На упомянутую "спинку" тут же была наброшена рубаха — еще не хватало, чтобы только-только пришедшего в себя пациента просквозило коварным весенним ветром.
— Одевайся, — предложил франк, когда русич наконец-то прокашлялся. — А то все тепло растеряешь, и снова придется тебя греть! Хочешь травки? Как раз настояться должна была... — Этьен посмотрел в большие несчастные глаза Николая и вздохнул. — Ты одеться-то сам в состоянии?
Русич, уже начавший злиться на себя, кивнул. "Да что за напасть!" — думал он, усаживаясь и с трудом натягивая на себя рубаху. — "Что со мной происходит-то? Сначала наговорил кучу всего, потом этот пузырек с зельем, теперь вот это..."
Обхватив кружку с настоем обеими руками, Николай почувствовал, как франк набросил на него одеяло.
— Этьен, — вдруг сказал он, уткнувшись в кружку, — прости меня. Я не должен был... — и тут же быстро продолжил, — расскажи еще раз, что нам делать нужно?

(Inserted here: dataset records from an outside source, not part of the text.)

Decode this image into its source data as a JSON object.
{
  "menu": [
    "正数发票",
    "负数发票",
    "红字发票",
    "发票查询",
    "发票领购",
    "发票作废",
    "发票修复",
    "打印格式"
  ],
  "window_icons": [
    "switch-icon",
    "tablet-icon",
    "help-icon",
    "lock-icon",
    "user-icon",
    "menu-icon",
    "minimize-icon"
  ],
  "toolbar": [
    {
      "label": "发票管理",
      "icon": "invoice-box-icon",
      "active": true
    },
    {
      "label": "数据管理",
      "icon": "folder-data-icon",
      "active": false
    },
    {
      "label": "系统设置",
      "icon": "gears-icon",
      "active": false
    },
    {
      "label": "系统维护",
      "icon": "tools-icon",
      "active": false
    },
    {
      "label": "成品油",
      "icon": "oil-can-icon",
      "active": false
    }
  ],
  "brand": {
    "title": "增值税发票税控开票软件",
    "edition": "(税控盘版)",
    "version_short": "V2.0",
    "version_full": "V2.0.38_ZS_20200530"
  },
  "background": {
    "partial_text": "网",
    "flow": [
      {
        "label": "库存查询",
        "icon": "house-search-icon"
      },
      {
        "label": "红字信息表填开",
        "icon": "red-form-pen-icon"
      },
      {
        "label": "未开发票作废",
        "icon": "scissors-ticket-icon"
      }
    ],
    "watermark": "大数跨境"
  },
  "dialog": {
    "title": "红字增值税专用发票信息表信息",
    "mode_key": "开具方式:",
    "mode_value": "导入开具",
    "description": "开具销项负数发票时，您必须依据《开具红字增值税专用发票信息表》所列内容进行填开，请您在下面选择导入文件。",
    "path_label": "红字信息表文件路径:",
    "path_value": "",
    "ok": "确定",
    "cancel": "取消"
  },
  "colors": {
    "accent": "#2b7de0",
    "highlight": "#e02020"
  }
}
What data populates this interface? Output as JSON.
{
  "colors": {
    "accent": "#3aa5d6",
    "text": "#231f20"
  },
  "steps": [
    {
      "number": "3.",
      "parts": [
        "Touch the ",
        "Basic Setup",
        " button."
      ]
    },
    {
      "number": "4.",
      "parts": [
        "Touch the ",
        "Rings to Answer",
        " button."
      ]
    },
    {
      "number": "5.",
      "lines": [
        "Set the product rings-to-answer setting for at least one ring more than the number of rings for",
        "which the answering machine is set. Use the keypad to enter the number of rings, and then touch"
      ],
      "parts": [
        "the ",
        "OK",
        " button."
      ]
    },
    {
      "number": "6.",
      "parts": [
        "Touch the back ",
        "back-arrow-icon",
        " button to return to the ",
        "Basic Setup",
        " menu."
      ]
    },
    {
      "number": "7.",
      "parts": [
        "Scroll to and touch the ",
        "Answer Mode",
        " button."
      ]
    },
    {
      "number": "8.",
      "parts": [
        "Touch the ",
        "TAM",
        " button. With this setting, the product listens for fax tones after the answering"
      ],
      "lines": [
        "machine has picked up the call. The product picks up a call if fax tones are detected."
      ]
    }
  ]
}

— Добраться до Улазьи — по моим расчетам, завтра мы будем уже у границ Аталии — найти там банкира Фабрицци, забрать у него бумаги и причитающуюся нам с тобой долю монастырской казны, — добросовестно перечислил Этьен. — А теперь, — он внимательно посмотрел на друга, — можно подробнее о том, чего ты не должен был?
Николай еще внимательнее уставился в кружку, видимо выискивая в ней что-нибудь очень занимательное, что могло бы ему помочь. Самым занимательным в ней оказался листок какой-то травы, опознать которую он не смог. Слишком уж травка изменила свой вид после того, как ее собрали, высушили, перетерли и заварили...
— Зелье Микаэля тебе давать, — глаза он упорно не понимал от кружки. Листик издевательски кружился где-то в середине, изредка выныривая, и тут же пропадая в глубинах настоя. Николай себя чувствовал примерно также — то нормально дышал, то вдруг появлялось ощущение, что его накрывает удушающая волна. — Я ведь правда... Ну... Я ничего плохого бы тебе никогда не сделал... Поверь мне, Этьен... — слова давались с трудом, да и мысли излагались как-то слишком неправильно.
— А зачем ты мне его дал тогда? — В то, что Николай ему действительно не хотел зла, Этьен почему-то безоговорочно поверил сразу. Как ни странно, стена недоверия, которую старательно выстраивал вокруг себя монастырский библиотекарь, в присутствии русича неизменно рушилась. Но действительно ведь интересно — зачем? Да и маленькую месть с его стороны дорогой друг все-таки заслужил.
Этьен жалобно заломил брови.
— Хотел посмотреть, как действует? А вдруг бы меня паралич разбил или я бы вообще умер? Что оно безвредное, мы только со слов Микаэля знаем... а если он ошибся? Или соврал? Или ты бы дозу перепутал?